President Bolsonaro said he would present a new, investment-ready Brazil to the Davos elite. He told the forum he'd try to walk a line between business interests and environmental protection.
Brazil's newly sworn-in nationalist President Jair Bolsonaro gave the first keynote speech to the globalist audience at the World Economic Forum in Davos, Switzerland on Tuesday. Bolsonaro has promised to institute neoliberal policies, such as the privatization of most infrastructure.
The president did little to assuage the fears of environmentalists who worry about his ideas concerning the economic potential of the Amazon rainforest, by telling the forum that development and concern for the climate should go "hand in hand."
"One should not emphasize more than the other," he said.
He promised to open up Brazil's "relatively closed" economy by lowering taxes and easing regulations on foreign investment, and to seek active reforms of the World Trade Organization. He further cemented his right-wing populist bonafides by vowing that the left wing "would not prevail" in Latin America.
The only major policy initiative undertaken by Bolsonaro thus far is to pull Brazil from a UN pact meant to curb irregular migration, following in the footsteps of other populist leaders from around the world. He has also moved to relax gun regulations in violence-plagued Brazil.
Top billing in Trump and May's absence
Bolsonaro is taking over the speech slot of US President Donald Trump, who canceled his trip to Davos to address the government shutdown at home. Bolsonaro has already taken a page out of Trump's economic playbook by bashing China.

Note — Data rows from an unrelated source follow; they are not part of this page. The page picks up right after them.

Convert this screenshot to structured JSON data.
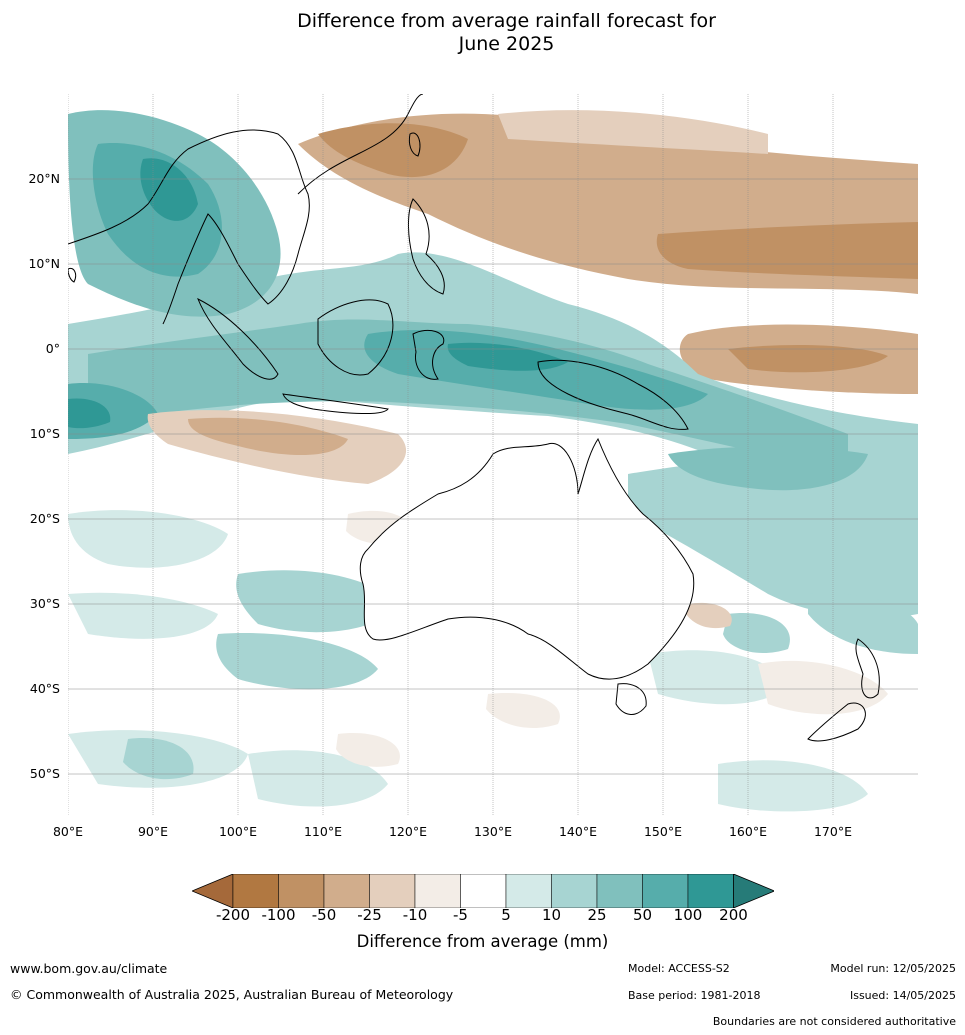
{
  "title_line1": "Difference from average rainfall forecast for",
  "title_line2": "June 2025",
  "map": {
    "lat_labels": [
      "20°N",
      "10°N",
      "0°",
      "10°S",
      "20°S",
      "30°S",
      "40°S",
      "50°S"
    ],
    "lon_labels": [
      "80°E",
      "90°E",
      "100°E",
      "110°E",
      "120°E",
      "130°E",
      "140°E",
      "150°E",
      "160°E",
      "170°E"
    ]
  },
  "colorbar": {
    "ticks": [
      "-200",
      "-100",
      "-50",
      "-25",
      "-10",
      "-5",
      "5",
      "10",
      "25",
      "50",
      "100",
      "200"
    ],
    "colors": [
      "#a5693a",
      "#b17841",
      "#c09164",
      "#d1ad8c",
      "#e4cfbd",
      "#f3ede7",
      "#ffffff",
      "#d4eae8",
      "#a7d4d2",
      "#80c0bd",
      "#56adab",
      "#2f9895",
      "#267b78"
    ],
    "label": "Difference from average (mm)"
  },
  "footer": {
    "website": "www.bom.gov.au/climate",
    "copyright": "© Commonwealth of Australia 2025, Australian Bureau of Meteorology",
    "model": "Model: ACCESS-S2",
    "base_period": "Base period: 1981-2018",
    "model_run": "Model run: 12/05/2025",
    "issued": "Issued: 14/05/2025",
    "disclaimer": "Boundaries are not considered authoritative"
  }
}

Trump is not the only leader who called off his visit to address problems closer to home. UK Prime Minister Theresa May and French President Emmanuel Macron have also chosen to stay away.
German Chancellor Angela Merkel and Japanese Prime Minister Shinzo Abe are due to address the crowd on Wednesday.
The year's meeting is overshadowed by the UK's exit from the European Union, slowing economic growth, rising populism and the threat of catastrophic climate change.
"We are at the crossroads of history of humanity. We now have to shape the future," forum founder Klaus Schwab said in his opening speech.